Of all the problems touching teachers, that of their training in service is perhaps the most important. There is a great deal of very blind and ineffective effort expended each year in futile attempts to meet this problem. A great deal of required reading is done by teachers, and a great many meetings are attended which could be turned to better account if there were well-organized systems of training in service and of parallel promotional requirements.
Standardization by Measurement of Results
A third group of problems are those which have been referred to in the chapter on standardization. The results of classroom work must be evaluated and comparisons must be made on a large scale to guide the future work of the pupils. In some measure this is a problem for teachers. But so far as the individual class teacher is concerned, there will have to be dependence on central agencies for the collection of material which can be used in comparisons.

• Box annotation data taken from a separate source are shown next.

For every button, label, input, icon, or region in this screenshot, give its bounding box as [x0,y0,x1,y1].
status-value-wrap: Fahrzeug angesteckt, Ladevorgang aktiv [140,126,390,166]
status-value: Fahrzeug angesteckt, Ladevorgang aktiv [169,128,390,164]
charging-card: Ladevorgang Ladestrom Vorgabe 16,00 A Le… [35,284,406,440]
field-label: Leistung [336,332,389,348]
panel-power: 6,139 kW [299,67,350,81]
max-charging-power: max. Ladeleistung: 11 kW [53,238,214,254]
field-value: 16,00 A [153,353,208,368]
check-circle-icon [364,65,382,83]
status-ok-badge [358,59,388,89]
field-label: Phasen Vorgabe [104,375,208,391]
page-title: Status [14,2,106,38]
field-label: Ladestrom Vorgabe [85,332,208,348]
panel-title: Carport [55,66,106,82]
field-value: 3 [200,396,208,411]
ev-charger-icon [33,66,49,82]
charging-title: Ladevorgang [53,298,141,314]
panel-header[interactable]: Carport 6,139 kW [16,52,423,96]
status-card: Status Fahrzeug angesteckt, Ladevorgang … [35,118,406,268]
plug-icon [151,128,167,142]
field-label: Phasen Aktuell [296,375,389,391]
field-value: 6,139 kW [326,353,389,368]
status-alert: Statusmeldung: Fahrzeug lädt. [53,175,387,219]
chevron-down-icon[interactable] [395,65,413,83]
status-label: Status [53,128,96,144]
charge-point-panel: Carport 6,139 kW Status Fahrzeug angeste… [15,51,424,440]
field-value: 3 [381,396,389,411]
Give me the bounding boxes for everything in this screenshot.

At the present time a large share of the standardizing material is being collected by private agencies. Men and women who are interested in the promotion of educational science are making individual studies and are bringing together bodies of comparative material. This is entirely legitimate so long as the movement of standardization and quantitative treatment of results is in what may be described as an experimental stage. As soon as the utility of measurements has been proved, it becomes a public obligation to provide agencies for this work.
The growth of the movement toward the addition in all large school systems of one or more officers whose duty it shall be to measure results has been commented on in earlier connections. There is a national organization of school-efficiency officers with a membership including representatives of some twenty of the leading systems of the country. This shows in a concrete way that the demand for central officers of standardization is beginning to be met.

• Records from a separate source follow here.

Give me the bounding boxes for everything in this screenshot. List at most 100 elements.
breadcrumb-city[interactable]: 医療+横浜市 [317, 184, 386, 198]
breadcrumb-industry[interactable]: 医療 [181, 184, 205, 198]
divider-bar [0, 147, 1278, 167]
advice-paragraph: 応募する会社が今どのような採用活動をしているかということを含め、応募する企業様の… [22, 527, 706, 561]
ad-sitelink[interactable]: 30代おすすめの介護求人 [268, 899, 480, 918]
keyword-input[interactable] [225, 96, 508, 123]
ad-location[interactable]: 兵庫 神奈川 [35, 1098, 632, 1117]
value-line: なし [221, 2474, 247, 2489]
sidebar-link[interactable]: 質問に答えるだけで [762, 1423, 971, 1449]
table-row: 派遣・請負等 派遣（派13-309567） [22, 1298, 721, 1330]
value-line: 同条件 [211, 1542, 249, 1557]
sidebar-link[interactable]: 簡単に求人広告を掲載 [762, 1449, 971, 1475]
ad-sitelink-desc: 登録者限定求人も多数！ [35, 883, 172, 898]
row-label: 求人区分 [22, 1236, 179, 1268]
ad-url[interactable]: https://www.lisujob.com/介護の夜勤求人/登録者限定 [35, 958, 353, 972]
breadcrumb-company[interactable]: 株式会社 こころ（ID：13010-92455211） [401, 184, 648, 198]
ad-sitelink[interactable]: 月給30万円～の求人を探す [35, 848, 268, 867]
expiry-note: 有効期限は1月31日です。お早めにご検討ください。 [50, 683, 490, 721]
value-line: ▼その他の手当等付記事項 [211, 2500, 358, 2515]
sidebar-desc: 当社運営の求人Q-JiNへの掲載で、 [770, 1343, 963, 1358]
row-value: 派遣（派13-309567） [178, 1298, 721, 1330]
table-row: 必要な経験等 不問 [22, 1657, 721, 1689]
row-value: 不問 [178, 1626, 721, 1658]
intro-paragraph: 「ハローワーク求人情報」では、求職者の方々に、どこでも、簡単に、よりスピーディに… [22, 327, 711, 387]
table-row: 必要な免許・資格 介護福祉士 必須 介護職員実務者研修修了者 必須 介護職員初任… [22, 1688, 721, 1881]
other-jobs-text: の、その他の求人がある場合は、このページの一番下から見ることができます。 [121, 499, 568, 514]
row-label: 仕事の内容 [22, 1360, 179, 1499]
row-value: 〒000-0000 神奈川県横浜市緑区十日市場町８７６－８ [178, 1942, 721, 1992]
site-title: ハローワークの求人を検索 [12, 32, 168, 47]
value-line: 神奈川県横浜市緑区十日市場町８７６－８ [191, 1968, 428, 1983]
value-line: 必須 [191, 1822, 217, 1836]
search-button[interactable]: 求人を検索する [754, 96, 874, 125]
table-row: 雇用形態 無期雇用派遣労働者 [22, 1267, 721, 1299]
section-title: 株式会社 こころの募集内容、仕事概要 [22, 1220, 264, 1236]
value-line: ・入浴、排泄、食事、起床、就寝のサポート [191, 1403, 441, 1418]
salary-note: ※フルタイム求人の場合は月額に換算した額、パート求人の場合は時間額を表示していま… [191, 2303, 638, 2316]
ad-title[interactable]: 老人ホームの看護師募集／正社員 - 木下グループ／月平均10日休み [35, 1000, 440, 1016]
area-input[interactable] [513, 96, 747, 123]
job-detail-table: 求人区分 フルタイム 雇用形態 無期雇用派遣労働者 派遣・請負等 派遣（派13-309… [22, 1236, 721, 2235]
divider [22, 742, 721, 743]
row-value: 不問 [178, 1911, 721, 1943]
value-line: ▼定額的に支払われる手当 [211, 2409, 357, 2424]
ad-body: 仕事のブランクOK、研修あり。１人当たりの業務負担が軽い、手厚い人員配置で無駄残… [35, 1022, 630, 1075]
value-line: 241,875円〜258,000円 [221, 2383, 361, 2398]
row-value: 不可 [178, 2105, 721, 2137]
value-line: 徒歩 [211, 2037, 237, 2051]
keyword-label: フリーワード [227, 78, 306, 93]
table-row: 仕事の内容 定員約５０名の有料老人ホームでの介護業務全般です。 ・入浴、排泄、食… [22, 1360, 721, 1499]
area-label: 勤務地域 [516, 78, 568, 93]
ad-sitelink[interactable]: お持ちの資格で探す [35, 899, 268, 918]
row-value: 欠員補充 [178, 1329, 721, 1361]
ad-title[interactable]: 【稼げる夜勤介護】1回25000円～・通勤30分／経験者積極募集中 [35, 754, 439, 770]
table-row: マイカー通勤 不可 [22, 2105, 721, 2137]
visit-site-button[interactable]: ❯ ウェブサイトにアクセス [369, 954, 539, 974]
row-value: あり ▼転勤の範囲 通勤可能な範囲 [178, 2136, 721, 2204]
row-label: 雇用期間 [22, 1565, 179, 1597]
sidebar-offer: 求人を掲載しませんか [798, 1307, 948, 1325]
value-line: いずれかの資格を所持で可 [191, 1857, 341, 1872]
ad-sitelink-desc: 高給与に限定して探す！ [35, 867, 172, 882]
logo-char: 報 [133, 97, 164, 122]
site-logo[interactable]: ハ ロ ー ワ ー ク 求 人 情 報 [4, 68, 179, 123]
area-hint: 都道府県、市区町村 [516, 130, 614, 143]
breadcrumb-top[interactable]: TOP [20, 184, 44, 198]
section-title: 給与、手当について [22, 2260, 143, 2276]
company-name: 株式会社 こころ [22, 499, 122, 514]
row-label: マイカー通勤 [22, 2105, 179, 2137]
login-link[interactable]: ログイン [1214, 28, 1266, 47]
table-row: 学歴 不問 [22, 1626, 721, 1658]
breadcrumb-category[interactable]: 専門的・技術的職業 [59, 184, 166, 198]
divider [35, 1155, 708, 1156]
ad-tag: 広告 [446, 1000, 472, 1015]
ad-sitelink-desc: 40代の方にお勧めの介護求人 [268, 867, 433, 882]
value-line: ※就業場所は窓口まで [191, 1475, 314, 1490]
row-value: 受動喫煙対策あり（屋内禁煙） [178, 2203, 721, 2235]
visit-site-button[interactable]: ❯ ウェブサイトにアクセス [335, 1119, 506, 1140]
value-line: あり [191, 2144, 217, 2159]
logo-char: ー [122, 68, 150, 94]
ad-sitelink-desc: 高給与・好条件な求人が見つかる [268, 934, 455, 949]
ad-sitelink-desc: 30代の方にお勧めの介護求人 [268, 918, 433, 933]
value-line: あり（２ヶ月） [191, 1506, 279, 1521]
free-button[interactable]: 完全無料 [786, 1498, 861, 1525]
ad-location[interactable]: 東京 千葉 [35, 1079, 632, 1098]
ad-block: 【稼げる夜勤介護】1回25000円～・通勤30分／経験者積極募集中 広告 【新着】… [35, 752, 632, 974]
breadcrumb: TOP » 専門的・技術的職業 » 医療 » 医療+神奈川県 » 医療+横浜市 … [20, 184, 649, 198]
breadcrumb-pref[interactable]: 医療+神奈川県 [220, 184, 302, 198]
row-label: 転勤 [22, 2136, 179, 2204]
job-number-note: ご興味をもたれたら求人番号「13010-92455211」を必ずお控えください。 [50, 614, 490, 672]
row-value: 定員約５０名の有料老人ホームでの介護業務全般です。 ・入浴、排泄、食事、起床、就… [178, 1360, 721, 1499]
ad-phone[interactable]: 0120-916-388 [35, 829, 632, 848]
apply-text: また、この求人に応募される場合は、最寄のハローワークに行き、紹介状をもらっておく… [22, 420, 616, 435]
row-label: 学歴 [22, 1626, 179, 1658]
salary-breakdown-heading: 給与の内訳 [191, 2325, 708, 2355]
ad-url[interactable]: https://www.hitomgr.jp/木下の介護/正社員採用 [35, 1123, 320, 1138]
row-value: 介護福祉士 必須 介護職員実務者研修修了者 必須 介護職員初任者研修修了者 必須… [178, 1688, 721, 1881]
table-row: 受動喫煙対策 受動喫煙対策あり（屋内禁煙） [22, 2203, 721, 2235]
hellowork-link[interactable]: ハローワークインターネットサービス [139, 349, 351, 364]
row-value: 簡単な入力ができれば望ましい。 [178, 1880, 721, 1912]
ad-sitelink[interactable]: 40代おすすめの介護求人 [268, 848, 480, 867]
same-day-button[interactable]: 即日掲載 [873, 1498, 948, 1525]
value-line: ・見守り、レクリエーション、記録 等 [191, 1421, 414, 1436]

An Example of Public Recognition of the Need of Efficiency Measurements
A single example of a personal type may serve further to impress on the reader the character of this movement. Mr. S. A. Courtis, who is widely known as the author of a system of arithmetic tests, began his work in testing as a teacher in a private school for girls, the Liggett School of Detroit. He devised tests to find out how well his pupils were doing their work. He found at once that he needed comparative material because he saw that the success of his classes was in a measure a comparative matter. He published his first findings, and secured the coöperation of other interested teachers and school officers. Soon he became a center for arithmetic tests. He was compelled to give up more and more of his time and energy to a task which was broader in its scope than the task of teaching his classes. The school was intelligent enough to recognize this general service to all schools and gave him time and assistance in organizing his tests. The individual work of a scientific student thus began to develop. He was called to all parts of the country to discuss his methods and results, and centers of interest were established where his tests were used.

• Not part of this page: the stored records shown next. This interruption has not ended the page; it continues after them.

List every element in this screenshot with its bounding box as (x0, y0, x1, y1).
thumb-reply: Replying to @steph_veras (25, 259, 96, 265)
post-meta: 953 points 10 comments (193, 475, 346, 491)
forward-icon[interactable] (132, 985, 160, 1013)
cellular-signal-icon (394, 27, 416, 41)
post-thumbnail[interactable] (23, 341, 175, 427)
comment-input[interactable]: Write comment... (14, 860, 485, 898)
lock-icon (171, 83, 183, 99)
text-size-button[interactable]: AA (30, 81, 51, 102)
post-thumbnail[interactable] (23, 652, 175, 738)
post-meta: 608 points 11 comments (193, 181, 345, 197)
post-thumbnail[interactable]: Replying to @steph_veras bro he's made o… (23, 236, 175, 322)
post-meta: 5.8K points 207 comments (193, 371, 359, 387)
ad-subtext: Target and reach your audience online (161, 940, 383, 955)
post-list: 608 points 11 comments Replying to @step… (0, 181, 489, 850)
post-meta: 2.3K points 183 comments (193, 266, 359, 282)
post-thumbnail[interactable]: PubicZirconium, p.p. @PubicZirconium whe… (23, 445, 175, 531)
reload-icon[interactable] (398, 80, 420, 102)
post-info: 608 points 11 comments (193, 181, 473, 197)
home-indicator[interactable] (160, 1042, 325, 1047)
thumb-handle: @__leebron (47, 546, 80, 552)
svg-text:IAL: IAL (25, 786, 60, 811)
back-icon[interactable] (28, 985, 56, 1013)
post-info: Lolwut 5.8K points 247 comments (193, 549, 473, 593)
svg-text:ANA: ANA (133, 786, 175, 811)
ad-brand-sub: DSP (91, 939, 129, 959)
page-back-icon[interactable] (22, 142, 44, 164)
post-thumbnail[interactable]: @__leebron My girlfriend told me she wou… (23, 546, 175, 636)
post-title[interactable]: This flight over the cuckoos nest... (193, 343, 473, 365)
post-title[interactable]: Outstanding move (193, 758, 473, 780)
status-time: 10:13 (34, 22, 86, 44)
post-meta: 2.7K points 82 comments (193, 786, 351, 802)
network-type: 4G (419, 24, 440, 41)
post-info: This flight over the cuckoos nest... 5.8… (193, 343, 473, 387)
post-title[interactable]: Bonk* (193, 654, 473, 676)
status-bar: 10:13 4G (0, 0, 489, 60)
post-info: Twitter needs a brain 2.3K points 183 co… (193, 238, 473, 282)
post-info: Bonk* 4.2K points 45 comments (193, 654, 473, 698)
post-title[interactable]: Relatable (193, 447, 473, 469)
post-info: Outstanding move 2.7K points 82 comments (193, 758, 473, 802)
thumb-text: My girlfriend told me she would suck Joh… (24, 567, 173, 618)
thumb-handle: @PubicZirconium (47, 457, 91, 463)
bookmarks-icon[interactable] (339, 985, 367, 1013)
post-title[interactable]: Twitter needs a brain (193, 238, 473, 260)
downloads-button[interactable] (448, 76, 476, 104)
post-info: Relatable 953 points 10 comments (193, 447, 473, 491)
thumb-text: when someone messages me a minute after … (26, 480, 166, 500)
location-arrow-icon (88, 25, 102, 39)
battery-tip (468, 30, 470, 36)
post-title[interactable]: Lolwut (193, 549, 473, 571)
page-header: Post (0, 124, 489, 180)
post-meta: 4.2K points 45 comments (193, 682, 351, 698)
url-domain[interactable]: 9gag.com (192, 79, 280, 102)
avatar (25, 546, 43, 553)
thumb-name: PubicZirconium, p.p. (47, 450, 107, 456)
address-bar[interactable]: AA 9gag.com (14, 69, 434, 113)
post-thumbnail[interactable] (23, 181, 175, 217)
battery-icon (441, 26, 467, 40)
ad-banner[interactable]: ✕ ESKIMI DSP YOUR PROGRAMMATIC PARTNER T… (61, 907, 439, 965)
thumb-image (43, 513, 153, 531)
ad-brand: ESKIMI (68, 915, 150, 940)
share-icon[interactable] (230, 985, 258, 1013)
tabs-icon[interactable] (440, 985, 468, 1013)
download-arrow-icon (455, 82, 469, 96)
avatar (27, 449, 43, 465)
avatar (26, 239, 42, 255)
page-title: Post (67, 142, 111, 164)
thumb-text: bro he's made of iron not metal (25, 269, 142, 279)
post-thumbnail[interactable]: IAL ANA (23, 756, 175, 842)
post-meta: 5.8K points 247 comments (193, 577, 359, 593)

Ultimately Mr. Courtis was called to assist in the survey of New York City and in the surveys of other systems, notably Gary, Indiana. He was also asked to organize for the city of Detroit a department of investigation as a permanent division of the administration of the city schools.
Scientific Studies and Central Supervision
Example after example could be given of the organization of public supervision on the basis of private scientific investigation. These examples are important not only as exhibitions of the demand for more central supervision but also as demonstrations of the demand that all the larger problems of the school system be approached in the scientific spirit. The school system of this country, like all public institutions, has passed through the period of first organization. This was a period of urgent practical demands. Work had to be done by any means that came to hand. The situation was like all pioneer situations. In many cases teachers who were meagerly trained had to administer unorganized courses of study, and the public had to be satisfied with results which were, to say the least, uncertain. The pioneering period is not altogether passed yet, but there is wealth enough in most communities to support a more deliberate type of organization. There is a perfection of the instruments of education, an organization of the agencies of education, and a standardization of results which were impossible in earlier days.